AI's risks have gone beyond speculation.

Nearly 200 economists and tech leaders have signed a new petition titled "[We Must Act Now](https://www.wemustactnow.ai)," highlighting the negative impacts AI technology will have on the economy, including job displacement, and urging leaders to take action now. The signees include prominent figures such as the chief economists of OpenAI and Anthropic, as well as 16 Nobel laureates.

The statement, available for anyone [to sign](https://www.wemustactnow.ai/), is a concise, three-point list that summarizes the potential impact and concludes with a call to action:

**Timeline**: "AI may become radically more powerful over the next 10 years."** Impact**: "This could drive an unprecedented transformation of our economy, larger than the Industrial Revolution, but unfolding over a vastly shorter time frame. It could bring risks, including large-scale job displacement, as well as opportunities such as major gains in living standards."**Call-to-action**: "Economists, policymakers and technology leaders must act now to understand the economics of transformative AI and to build the incentives, guardrails, and institutions needed to steer AI in a direction that complements humans and benefits society."

One of the petition's signers, [Alvin Wang Graylin](https://www.linkedin.com/in/agraylin/), digital fellow at the Stanford Institute for Human-Centered Artificial Intelligence (HAI), told The Deep View, "AI has become so polarizing these days that the noise is drowning out the very real problems right on our doorstep. If we keep debating instead of building, testing, and deploying solutions, the crises will arrive well before the benefits do. The time to act is now to prevent problems, not after the disruption hits, as traditionally happens."

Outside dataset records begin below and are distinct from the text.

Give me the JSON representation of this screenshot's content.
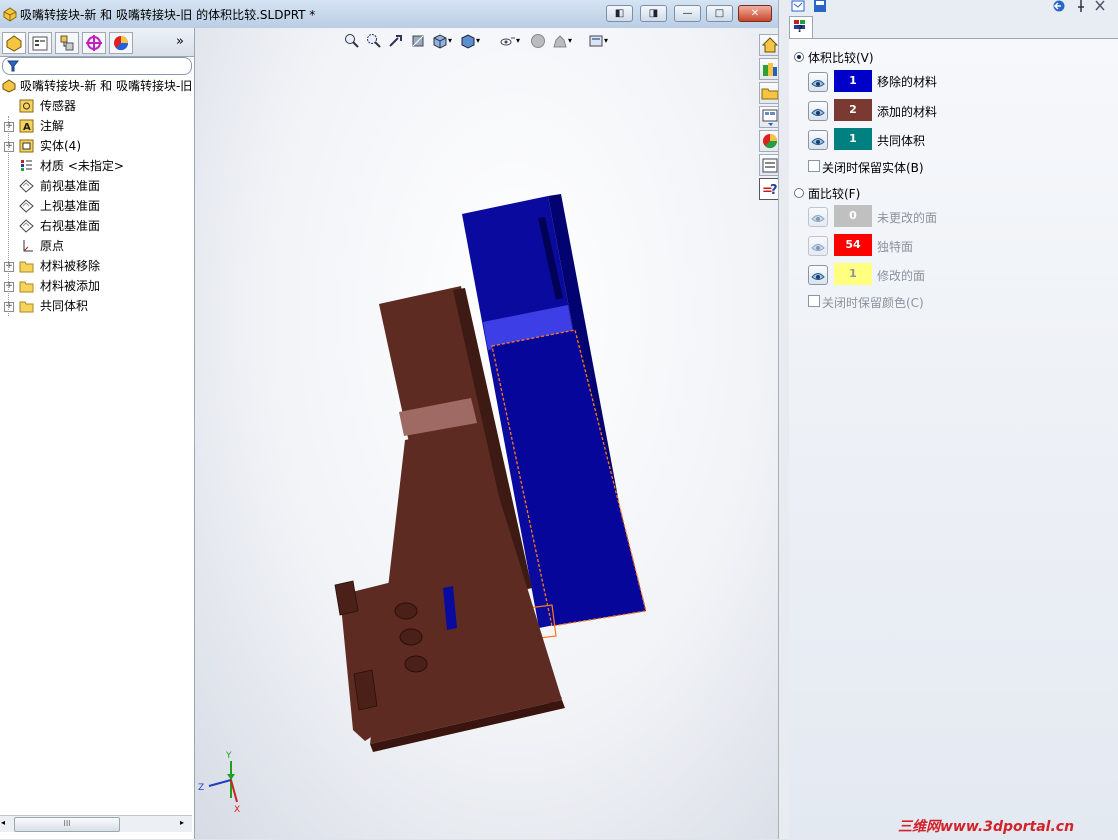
{
  "window": {
    "title": "吸嘴转接块-新 和 吸嘴转接块-旧 的体积比较.SLDPRT *",
    "buttons": [
      "◧",
      "◨",
      "—",
      "□",
      "✕"
    ]
  },
  "feature_manager": {
    "tab_icons": [
      "feature-manager-icon",
      "property-manager-icon",
      "configuration-manager-icon",
      "dimxpert-icon",
      "display-manager-icon"
    ],
    "more_tabs": "»",
    "filter_icon": "filter-icon",
    "root_label": "吸嘴转接块-新 和 吸嘴转接块-旧",
    "items": [
      {
        "label": "传感器",
        "icon": "sensor-icon",
        "expandable": false
      },
      {
        "label": "注解",
        "icon": "annotation-icon",
        "expandable": true
      },
      {
        "label": "实体(4)",
        "icon": "solid-bodies-icon",
        "expandable": true
      },
      {
        "label": "材质 <未指定>",
        "icon": "material-icon",
        "expandable": false
      },
      {
        "label": "前视基准面",
        "icon": "plane-icon",
        "expandable": false
      },
      {
        "label": "上视基准面",
        "icon": "plane-icon",
        "expandable": false
      },
      {
        "label": "右视基准面",
        "icon": "plane-icon",
        "expandable": false
      },
      {
        "label": "原点",
        "icon": "origin-icon",
        "expandable": false
      },
      {
        "label": "材料被移除",
        "icon": "folder-icon",
        "expandable": true
      },
      {
        "label": "材料被添加",
        "icon": "folder-icon",
        "expandable": true
      },
      {
        "label": "共同体积",
        "icon": "folder-icon",
        "expandable": true
      }
    ],
    "scroll_thumb": "III"
  },
  "viewport": {
    "triad": {
      "y": "Y",
      "z": "Z",
      "x": "X"
    }
  },
  "compare_panel": {
    "tab_label": "?",
    "volume_compare": {
      "label": "体积比较(V)",
      "selected": true,
      "rows": [
        {
          "count": "1",
          "label": "移除的材料",
          "color": "#0000c8"
        },
        {
          "count": "2",
          "label": "添加的材料",
          "color": "#7a3a32"
        },
        {
          "count": "1",
          "label": "共同体积",
          "color": "#008080"
        }
      ],
      "keep_bodies": "关闭时保留实体(B)"
    },
    "face_compare": {
      "label": "面比较(F)",
      "selected": false,
      "rows": [
        {
          "count": "0",
          "label": "未更改的面",
          "color": "#c0c0c0"
        },
        {
          "count": "54",
          "label": "独特面",
          "color": "#ff0000"
        },
        {
          "count": "1",
          "label": "修改的面",
          "color": "#ffff80"
        }
      ],
      "keep_colors": "关闭时保留颜色(C)"
    }
  },
  "watermark": "三维网www.3dportal.cn"
}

Petitions highlighting concerns about the reach of AI, given its rapid development, are nothing new. One of the [most notable](https://www.zdnet.com/article/musk-wozniak-and-other-tech-leaders-sign-petition-to-halt-ai-developments/) is a 2023 petition with over 1,800 signatories, including Elon Musk and Apple co-founder Steve Wozniak. However, the biggest difference here is that this focuses on the economic impacts, which have been highly debated among experts.

For instance, [Preston Caldwell](https://www.morningstar.com/economy/5-myths-about-ais-economic-impact-what-data-actually-shows), the senior US economist for Morningstar Research Services, says early evidence signals that AI-driven automation may be no different from the automation that has occurred with other technologies throughout US history, including manufacturing and agriculture.

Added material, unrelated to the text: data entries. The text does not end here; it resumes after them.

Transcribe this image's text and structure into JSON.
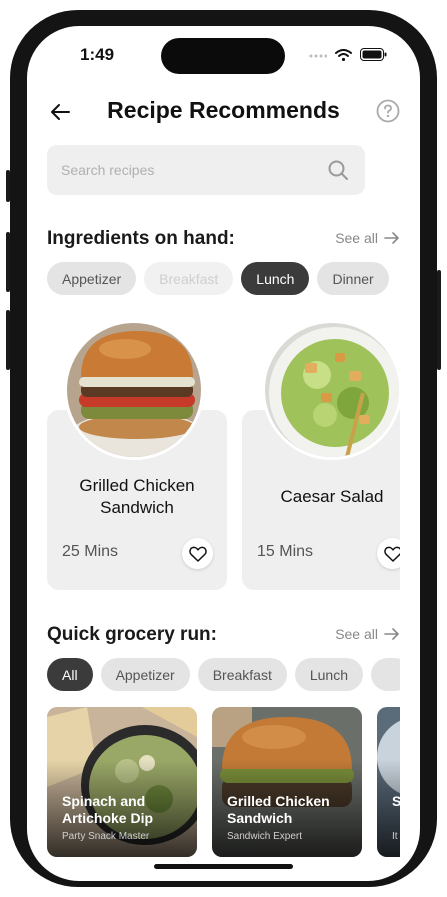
{
  "status_bar": {
    "time": "1:49"
  },
  "header": {
    "title": "Recipe Recommends"
  },
  "search": {
    "placeholder": "Search recipes"
  },
  "ingredients": {
    "title": "Ingredients on hand:",
    "see_all": "See all",
    "chips": [
      "Appetizer",
      "Breakfast",
      "Lunch",
      "Dinner"
    ],
    "selected": "Lunch",
    "recipes": [
      {
        "name": "Grilled Chicken Sandwich",
        "time": "25 Mins"
      },
      {
        "name": "Caesar Salad",
        "time": "15 Mins"
      }
    ]
  },
  "grocery": {
    "title": "Quick grocery run:",
    "see_all": "See all",
    "chips": [
      "All",
      "Appetizer",
      "Breakfast",
      "Lunch"
    ],
    "selected": "All",
    "cards": [
      {
        "name": "Spinach and Artichoke Dip",
        "subtitle": "Party Snack Master"
      },
      {
        "name": "Grilled Chicken Sandwich",
        "subtitle": "Sandwich Expert"
      },
      {
        "name": "S M",
        "subtitle": "It"
      }
    ]
  },
  "colors": {
    "accent": "#3b3b3b",
    "chip": "#e4e4e4",
    "card": "#efefef"
  }
}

“Adjusted for benchmark performance, the price of large language model queries has plummeted by orders of magnitude over the past few years. If AI becomes cheap enough, then human workers can still claim a large share of GDP even while focusing on a progressively smaller range of non-automatable tasks," said Caldwell.

Of course, this comes against the backdrop of a series of layoffs that executives have pinned on AI. This year alone, Oracle, Meta, Cisco, Cloudflare, Coinbase, and more have blamed layoffs on AI. [Founders Reports](https://founderreports.com/ai-layoffs-tracker/) has put together an AI layoff tracker and claims that through June 2026, AI has been cited in 101,743 U.S. job cuts, nearly double the 54,836 attributed to it in all of 2025.

## Our Deeper *View*

There's no denying that the speed at which AI is advancing and being deployed is unprecedented. The result is that no one truly understands what the outcome will be, and when something this disruptive touches the economy and people's livelihoods, that uncertainty demands care and scrutiny. That's something everyone across the board can agree on, regardless of where you land on the actual solutions. Even in the best-case scenario, where the AI boom doesn't turn to bust and instead becomes a durable part of the US economy, there will likely be a painful transition period, just as any structural shift produces short-term growing pains before things stabilize. And given AI's sheer reach, that short-term pain could still mean real disruption for a substantial portion of the population.